Ed Koch, former mayor of New York City, said, “In action, be primitive; in foresight, a strategist.”
It requires foresight to see the strategy necessary to make this six-spade contract. What should South do after West leads the club king?
When North raised to three spades, promising some points (usually 4 to 7), South used Roman Key Card Blackwood. North showed one key card (an ace or the spade king). Then South asked for specific kings, North denying any. (Note that the heart king would make a grand slam sure, but the club king would not.)
South has two possible heart losers. He also has only 11 top tricks: seven spades, one heart, two diamonds and one club. So at first glance it looks as if declarer needs the heart finesse to work. However, assuming West has the club queen behind his king-lead, he is a candidate for an endplay.
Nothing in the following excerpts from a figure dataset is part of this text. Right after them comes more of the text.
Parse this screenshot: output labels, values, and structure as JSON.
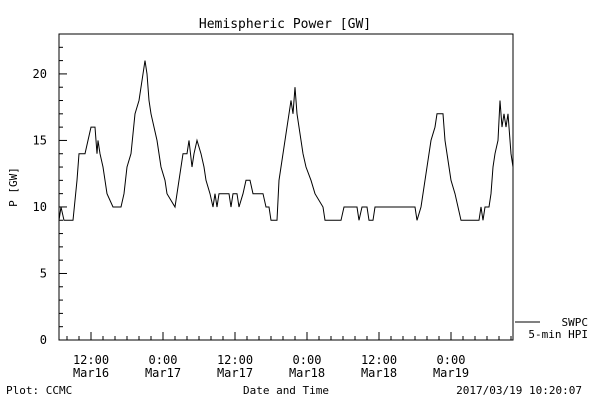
{
  "chart_data": {
    "type": "line",
    "title": "Hemispheric Power [GW]",
    "xlabel": "Date and Time",
    "ylabel": "P [GW]",
    "ylim": [
      0,
      23
    ],
    "yticks": [
      0,
      5,
      10,
      15,
      20
    ],
    "xlim": [
      "2017-03-16 06:40",
      "2017-03-19 10:20"
    ],
    "xticks": [
      {
        "t": "2017-03-16 12:00",
        "time": "12:00",
        "date": "Mar16"
      },
      {
        "t": "2017-03-17 00:00",
        "time": "0:00",
        "date": "Mar17"
      },
      {
        "t": "2017-03-17 12:00",
        "time": "12:00",
        "date": "Mar17"
      },
      {
        "t": "2017-03-18 00:00",
        "time": "0:00",
        "date": "Mar18"
      },
      {
        "t": "2017-03-18 12:00",
        "time": "12:00",
        "date": "Mar18"
      },
      {
        "t": "2017-03-19 00:00",
        "time": "0:00",
        "date": "Mar19"
      }
    ],
    "grid": false,
    "legend_position": "bottom-right",
    "series": [
      {
        "name": "SWPC 5-min HPI",
        "color": "#000000",
        "points": [
          [
            "2017-03-16 06:40",
            9
          ],
          [
            "2017-03-16 07:00",
            10
          ],
          [
            "2017-03-16 07:30",
            9
          ],
          [
            "2017-03-16 09:00",
            9
          ],
          [
            "2017-03-16 09:40",
            12
          ],
          [
            "2017-03-16 10:00",
            14
          ],
          [
            "2017-03-16 11:00",
            14
          ],
          [
            "2017-03-16 11:30",
            15
          ],
          [
            "2017-03-16 12:00",
            16
          ],
          [
            "2017-03-16 12:40",
            16
          ],
          [
            "2017-03-16 13:00",
            14
          ],
          [
            "2017-03-16 13:10",
            15
          ],
          [
            "2017-03-16 13:30",
            14
          ],
          [
            "2017-03-16 14:00",
            13
          ],
          [
            "2017-03-16 14:20",
            12
          ],
          [
            "2017-03-16 14:40",
            11
          ],
          [
            "2017-03-16 15:40",
            10
          ],
          [
            "2017-03-16 17:00",
            10
          ],
          [
            "2017-03-16 17:30",
            11
          ],
          [
            "2017-03-16 18:00",
            13
          ],
          [
            "2017-03-16 18:40",
            14
          ],
          [
            "2017-03-16 19:20",
            17
          ],
          [
            "2017-03-16 20:00",
            18
          ],
          [
            "2017-03-16 20:40",
            20
          ],
          [
            "2017-03-16 21:00",
            21
          ],
          [
            "2017-03-16 21:20",
            20
          ],
          [
            "2017-03-16 21:40",
            18
          ],
          [
            "2017-03-16 22:00",
            17
          ],
          [
            "2017-03-16 23:00",
            15
          ],
          [
            "2017-03-16 23:40",
            13
          ],
          [
            "2017-03-17 00:20",
            12
          ],
          [
            "2017-03-17 00:40",
            11
          ],
          [
            "2017-03-17 02:00",
            10
          ],
          [
            "2017-03-17 02:40",
            12
          ],
          [
            "2017-03-17 03:20",
            14
          ],
          [
            "2017-03-17 04:00",
            14
          ],
          [
            "2017-03-17 04:20",
            15
          ],
          [
            "2017-03-17 04:50",
            13
          ],
          [
            "2017-03-17 05:10",
            14
          ],
          [
            "2017-03-17 05:40",
            15
          ],
          [
            "2017-03-17 06:20",
            14
          ],
          [
            "2017-03-17 06:50",
            13
          ],
          [
            "2017-03-17 07:10",
            12
          ],
          [
            "2017-03-17 07:50",
            11
          ],
          [
            "2017-03-17 08:20",
            10
          ],
          [
            "2017-03-17 08:40",
            11
          ],
          [
            "2017-03-17 09:00",
            10
          ],
          [
            "2017-03-17 09:20",
            11
          ],
          [
            "2017-03-17 11:00",
            11
          ],
          [
            "2017-03-17 11:20",
            10
          ],
          [
            "2017-03-17 11:40",
            11
          ],
          [
            "2017-03-17 12:20",
            11
          ],
          [
            "2017-03-17 12:40",
            10
          ],
          [
            "2017-03-17 13:20",
            11
          ],
          [
            "2017-03-17 13:50",
            12
          ],
          [
            "2017-03-17 14:30",
            12
          ],
          [
            "2017-03-17 15:00",
            11
          ],
          [
            "2017-03-17 16:40",
            11
          ],
          [
            "2017-03-17 17:10",
            10
          ],
          [
            "2017-03-17 17:40",
            10
          ],
          [
            "2017-03-17 18:00",
            9
          ],
          [
            "2017-03-17 19:00",
            9
          ],
          [
            "2017-03-17 19:20",
            12
          ],
          [
            "2017-03-17 19:40",
            13
          ],
          [
            "2017-03-17 20:00",
            14
          ],
          [
            "2017-03-17 20:40",
            16
          ],
          [
            "2017-03-17 21:00",
            17
          ],
          [
            "2017-03-17 21:20",
            18
          ],
          [
            "2017-03-17 21:40",
            17
          ],
          [
            "2017-03-17 22:00",
            19
          ],
          [
            "2017-03-17 22:20",
            17
          ],
          [
            "2017-03-17 22:40",
            16
          ],
          [
            "2017-03-17 23:20",
            14
          ],
          [
            "2017-03-17 23:50",
            13
          ],
          [
            "2017-03-18 00:40",
            12
          ],
          [
            "2017-03-18 01:20",
            11
          ],
          [
            "2017-03-18 02:40",
            10
          ],
          [
            "2017-03-18 03:00",
            9
          ],
          [
            "2017-03-18 05:40",
            9
          ],
          [
            "2017-03-18 06:10",
            10
          ],
          [
            "2017-03-18 08:20",
            10
          ],
          [
            "2017-03-18 08:40",
            9
          ],
          [
            "2017-03-18 09:10",
            10
          ],
          [
            "2017-03-18 10:00",
            10
          ],
          [
            "2017-03-18 10:20",
            9
          ],
          [
            "2017-03-18 11:00",
            9
          ],
          [
            "2017-03-18 11:20",
            10
          ],
          [
            "2017-03-18 18:00",
            10
          ],
          [
            "2017-03-18 18:20",
            9
          ],
          [
            "2017-03-18 19:00",
            10
          ],
          [
            "2017-03-18 19:40",
            12
          ],
          [
            "2017-03-18 20:20",
            14
          ],
          [
            "2017-03-18 20:40",
            15
          ],
          [
            "2017-03-18 21:20",
            16
          ],
          [
            "2017-03-18 21:40",
            17
          ],
          [
            "2017-03-18 22:40",
            17
          ],
          [
            "2017-03-18 23:00",
            15
          ],
          [
            "2017-03-18 23:40",
            13
          ],
          [
            "2017-03-19 00:00",
            12
          ],
          [
            "2017-03-19 00:40",
            11
          ],
          [
            "2017-03-19 01:10",
            10
          ],
          [
            "2017-03-19 01:40",
            9
          ],
          [
            "2017-03-19 04:40",
            9
          ],
          [
            "2017-03-19 05:00",
            10
          ],
          [
            "2017-03-19 05:20",
            9
          ],
          [
            "2017-03-19 05:40",
            10
          ],
          [
            "2017-03-19 06:20",
            10
          ],
          [
            "2017-03-19 06:40",
            11
          ],
          [
            "2017-03-19 07:00",
            13
          ],
          [
            "2017-03-19 07:20",
            14
          ],
          [
            "2017-03-19 07:50",
            15
          ],
          [
            "2017-03-19 08:10",
            18
          ],
          [
            "2017-03-19 08:30",
            16
          ],
          [
            "2017-03-19 08:50",
            17
          ],
          [
            "2017-03-19 09:10",
            16
          ],
          [
            "2017-03-19 09:30",
            17
          ],
          [
            "2017-03-19 10:00",
            14
          ],
          [
            "2017-03-19 10:20",
            13
          ]
        ]
      }
    ],
    "legend": {
      "line1": "SWPC",
      "line2": "5-min HPI"
    }
  },
  "footer": {
    "left": "Plot: CCMC",
    "right": "2017/03/19 10:20:07"
  }
}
South, though, must have the foresight to ruff a club at trick two, and not to ruff with the spade two. South needs three dummy entries (two for club ruffs and one for the endplay), which must be the club ace and two in trumps.
After the club ruff, declarer takes his spade ace, overtakes a middle spade with dummy’s jack, ruffs another club high, cashes his top diamonds, and plays the spade two to dummy’s four. With the preliminaries complete, South calls for the club jack and discards his heart five.
West is trapped, forced either to lead away from the heart king or to concede a ruff-and-sluff (South ruffs on the board and sluffs his heart queen).